Richard Branson has just released an excellent documentary; aptly titled “Don’t Look Down”. It chronicles his adventures in the voyages across the oceans in a hot air balloon. The documentary says more about Branson than any other biographical piece. When asked how he has implicit trust in Per Lindstrand, the co-pilot in his transoceanic adventures, Branson said that it was partly due to his own adventurous nature and his reasoning that Lindstrand will take precautions since the latter is a family man. It also helped that the co-pilot is an experienced hand in guiding balloons.

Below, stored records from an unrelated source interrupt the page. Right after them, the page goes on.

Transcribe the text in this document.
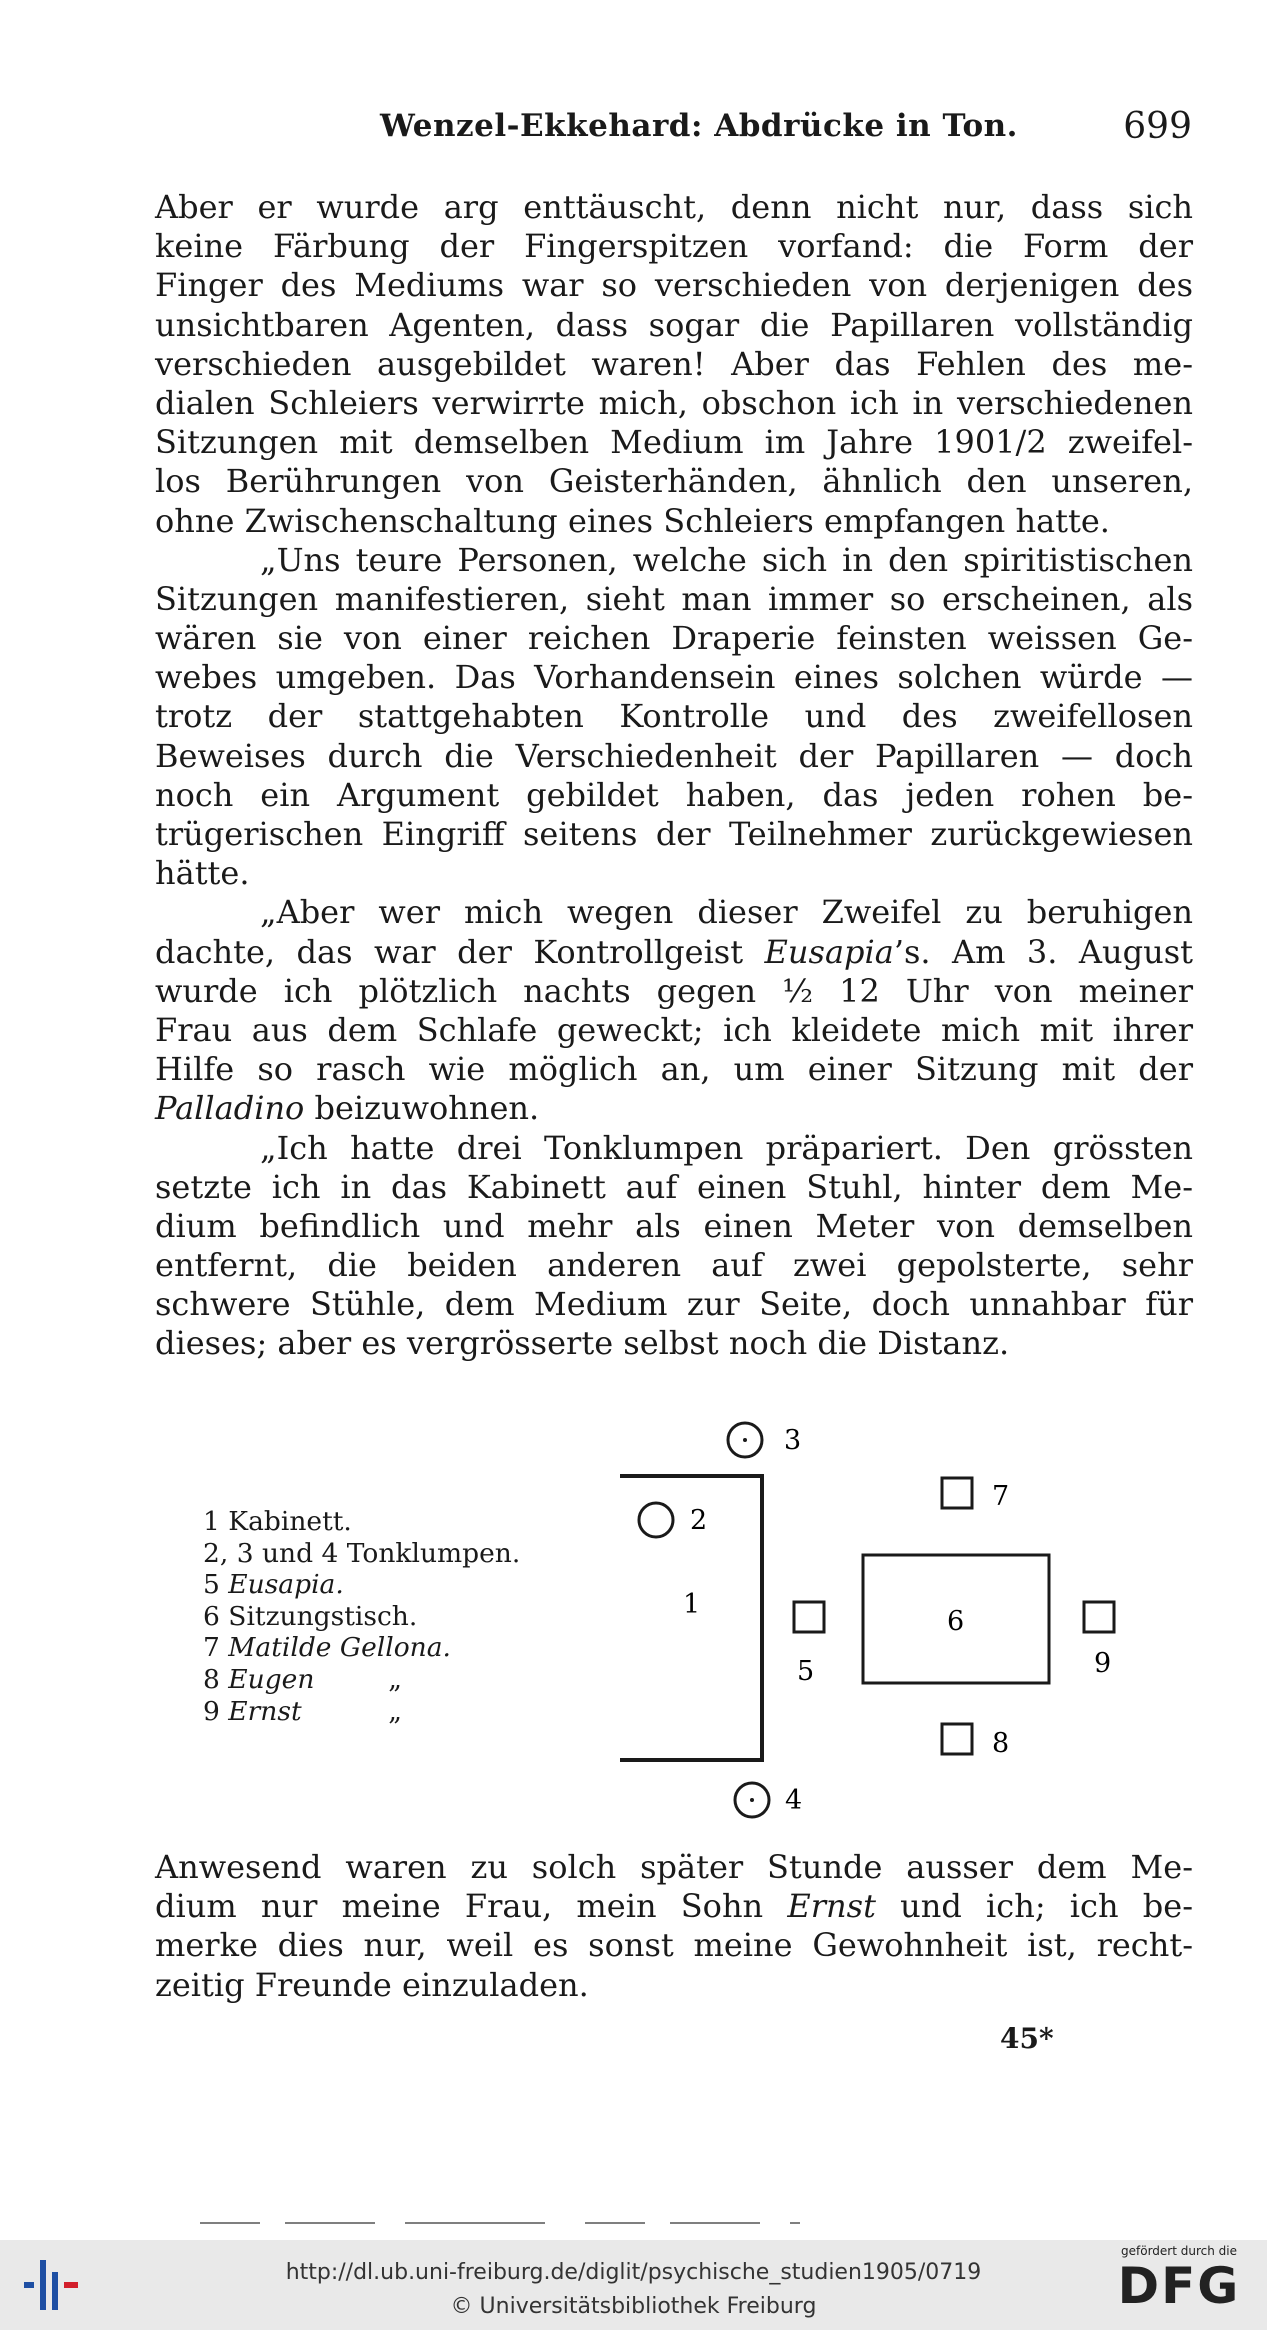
Wenzel-Ekkehard: Abdrücke in Ton.	699
Aber er wurde arg enttäuscht, denn nicht nur, dass sich
keine Färbung der Fingerspitzen vorfand: die Form der
Finger des Mediums war so verschieden von derjenigen des
unsichtbaren Agenten, dass sogar die Papillaren vollständig
verschieden ausgebildet waren! Aber das Fehlen des me-
dialen Schleiers verwirrte mich, obschon ich in verschiedenen
Sitzungen mit demselben Medium im Jahre 1901/2 zweifel-
los Berührungen von Geisterhänden, ähnlich den unseren,
ohne Zwischenschaltung eines Schleiers empfangen hatte.
„Uns teure Personen, welche sich in den spiritistischen
Sitzungen manifestieren, sieht man immer so erscheinen, als
wären sie von einer reichen Draperie feinsten weissen Ge-
webes umgeben. Das Vorhandensein eines solchen würde —
trotz der stattgehabten Kontrolle und des zweifellosen
Beweises durch die Verschiedenheit der Papillaren — doch
noch ein Argument gebildet haben, das jeden rohen be-
trügerischen Eingriff seitens der Teilnehmer zurückgewiesen
hätte.
„Aber wer mich wegen dieser Zweifel zu beruhigen
dachte, das war der Kontrollgeist Eusapia’s. Am 3. August
wurde ich plötzlich nachts gegen ½ 12 Uhr von meiner
Frau aus dem Schlafe geweckt; ich kleidete mich mit ihrer
Hilfe so rasch wie möglich an, um einer Sitzung mit der
Palladino beizuwohnen.
„Ich hatte drei Tonklumpen präpariert. Den grössten
setzte ich in das Kabinett auf einen Stuhl, hinter dem Me-
dium befindlich und mehr als einen Meter von demselben
entfernt, die beiden anderen auf zwei gepolsterte, sehr
schwere Stühle, dem Medium zur Seite, doch unnahbar für
dieses; aber es vergrösserte selbst noch die Distanz.
1 Kabinett.
2, 3 und 4 Tonklumpen.
5 Eusapia.
6 Sitzungstisch.
7 Matilde Gellona.
8 Eugen	„
9 Ernst	„
3
2
1
5
6
7
8
9
4
Anwesend waren zu solch später Stunde ausser dem Me-
dium nur meine Frau, mein Sohn Ernst und ich; ich be-
merke dies nur, weil es sonst meine Gewohnheit ist, recht-
zeitig Freunde einzuladen.
45*
http://dl.ub.uni-freiburg.de/diglit/psychische_studien1905/0719
© Universitätsbibliothek Freiburg
gefördert durch die
DFG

Entrepreneurship and dyslexia

When asked about his ability to think clearly during a crisis, Branson attributed this ability to being an entrepreneur from an extremely early age. He began his business at an extremely young age of 15 years. His transoceanic ballooning adventure first happened during his early thirties. The possibility of death during that journey could have unfazed any person- but not Branson.

In its own way, being dyslexic also helped. If he was not affected by this condition, he said that his choices would have been similar to what normal people select in everyday life and in special, challenging situations. The combination of dyslexia and the struggle of facing life as an entrepreneur with the stress of being calm under any situation, helped him to achieve success.  Branson believes him being dyslexic compelled him to question his own actions. It stopped him from being overly too confident. It also forced him to analyze every situation carefully.

Adventure in life and in business

The Briton sees the creation of startups and building them from the ground up as a kind of adventure. It also helped that his business venture segued perfectly with his adventurous nature. Being the owner of an airline company, it seemed natural to embark on a transoceanic journey perched from a balloon. Branson insisted that he would have done it even if he did not own the airline company. It just happened that his personal achievements made excellent PR material for his own company.

Branson sees his companies as challenger brands. He went into a number of sectors and shook the then leaders from their slumber and took away their market leadership positions. His companies have always delivered better services and better products. They also won a greater number of awards- thus pushing up the value of the Virgin brand.